Dor psíquica em nosso tempo
Sara Cohen
Editora Paidós
" width="720" src="https://www.clarin.com/img/2025/05/09/Mvyg8DTMC_720x0__1.jpg"> O que você fará com tudo isso que dói?
Dor psíquica em nosso tempo
Sara Cohen
Editora Paidós
Cohen conhece as ondas perigosas desses oceanos onde psiques abatidas e em crise nadam e afundam, tanto por sua experiência como terapeuta quanto como pesquisadora, conforme demonstrado em seu livro anterior , *Dying Young*. Clínica com adolescentes (Paidós). Com essa experiência completa e complexa, ele se aproxima dessas águas de dor nas quais é necessária uma mão, uma ajuda oportuna para se manter à tona.

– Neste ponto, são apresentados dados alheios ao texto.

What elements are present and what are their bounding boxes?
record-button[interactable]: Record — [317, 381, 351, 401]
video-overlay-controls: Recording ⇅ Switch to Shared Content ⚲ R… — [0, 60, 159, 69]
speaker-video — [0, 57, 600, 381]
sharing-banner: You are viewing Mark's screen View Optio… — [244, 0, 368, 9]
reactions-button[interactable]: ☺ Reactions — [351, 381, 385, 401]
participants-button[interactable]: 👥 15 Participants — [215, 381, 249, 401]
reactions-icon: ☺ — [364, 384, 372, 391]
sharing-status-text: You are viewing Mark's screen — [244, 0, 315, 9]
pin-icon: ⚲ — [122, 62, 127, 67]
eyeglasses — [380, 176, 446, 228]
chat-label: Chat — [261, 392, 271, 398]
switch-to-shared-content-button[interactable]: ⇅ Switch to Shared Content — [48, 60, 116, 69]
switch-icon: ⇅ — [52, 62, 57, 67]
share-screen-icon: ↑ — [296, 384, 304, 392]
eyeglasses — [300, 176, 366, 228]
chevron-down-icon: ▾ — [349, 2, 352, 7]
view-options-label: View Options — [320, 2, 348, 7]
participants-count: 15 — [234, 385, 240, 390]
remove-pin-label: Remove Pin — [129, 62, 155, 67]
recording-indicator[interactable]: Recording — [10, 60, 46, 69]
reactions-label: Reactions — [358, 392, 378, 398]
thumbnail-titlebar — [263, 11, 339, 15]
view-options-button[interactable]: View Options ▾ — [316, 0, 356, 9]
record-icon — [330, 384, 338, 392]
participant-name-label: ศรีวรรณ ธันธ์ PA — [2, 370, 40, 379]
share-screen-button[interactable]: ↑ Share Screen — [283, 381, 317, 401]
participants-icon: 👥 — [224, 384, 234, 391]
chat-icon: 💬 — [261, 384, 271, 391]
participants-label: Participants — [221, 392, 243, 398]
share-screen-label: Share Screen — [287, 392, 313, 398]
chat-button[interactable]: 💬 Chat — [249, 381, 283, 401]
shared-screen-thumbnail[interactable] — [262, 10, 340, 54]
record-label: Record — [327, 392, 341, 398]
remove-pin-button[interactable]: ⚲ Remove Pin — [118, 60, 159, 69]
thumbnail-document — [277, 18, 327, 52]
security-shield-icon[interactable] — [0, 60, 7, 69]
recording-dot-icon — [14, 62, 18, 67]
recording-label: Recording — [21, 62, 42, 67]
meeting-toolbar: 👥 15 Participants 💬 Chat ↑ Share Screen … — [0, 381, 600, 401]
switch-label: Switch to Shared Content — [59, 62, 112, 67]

A viagem por este livro “doloroso”, permeado por toques literários, leva-nos a conclusões abertas e a interpretações pungentes e necessárias. A questão da dor não se limita à questão do luto, nem é explicável apenas em termos de uma ou outra dinâmica psicopatológica. “Estar vivo é estar exposto ao sofrimento.” Não é exatamente um consolo, é um aviso, uma isenção necessária para aceitar o caminho complexo e surpreendente da vida.
Sara Cohen (Buenos Aires, 1955) é psicanalista e psiquiatra infantojuvenil. Membro titular da Associação Psicanalítica Argentina e da Associação Psicanalítica Internacional, faz parte do serviço de saúde mental pediátrica do Hospital Alemão. Ela também é poetisa, ensaísta e tradutora. Ele recebeu duas vezes a bolsa de estudos do Programa de Pesquisa da Faculdade do Conselho Internacional de Estudos Canadenses.
Entre suas publicações estão os livros de ensaios O Silêncio dos Poetas (2002), A Fronteira da Linguagem (2006), Infância Cativa (2015) e Morrer Jovem. Clínica com adolescentes (2019), e os livros de poesia Portas de Paris (2000), Cena com letras (2003), Poemas venezianos (2003), A oportunidade (2012), Atrás da cabeça (2018) e A chance da memória (2021). Dois de seus livros de poesia foram traduzidos para o francês e publicados em Quebec, Canadá.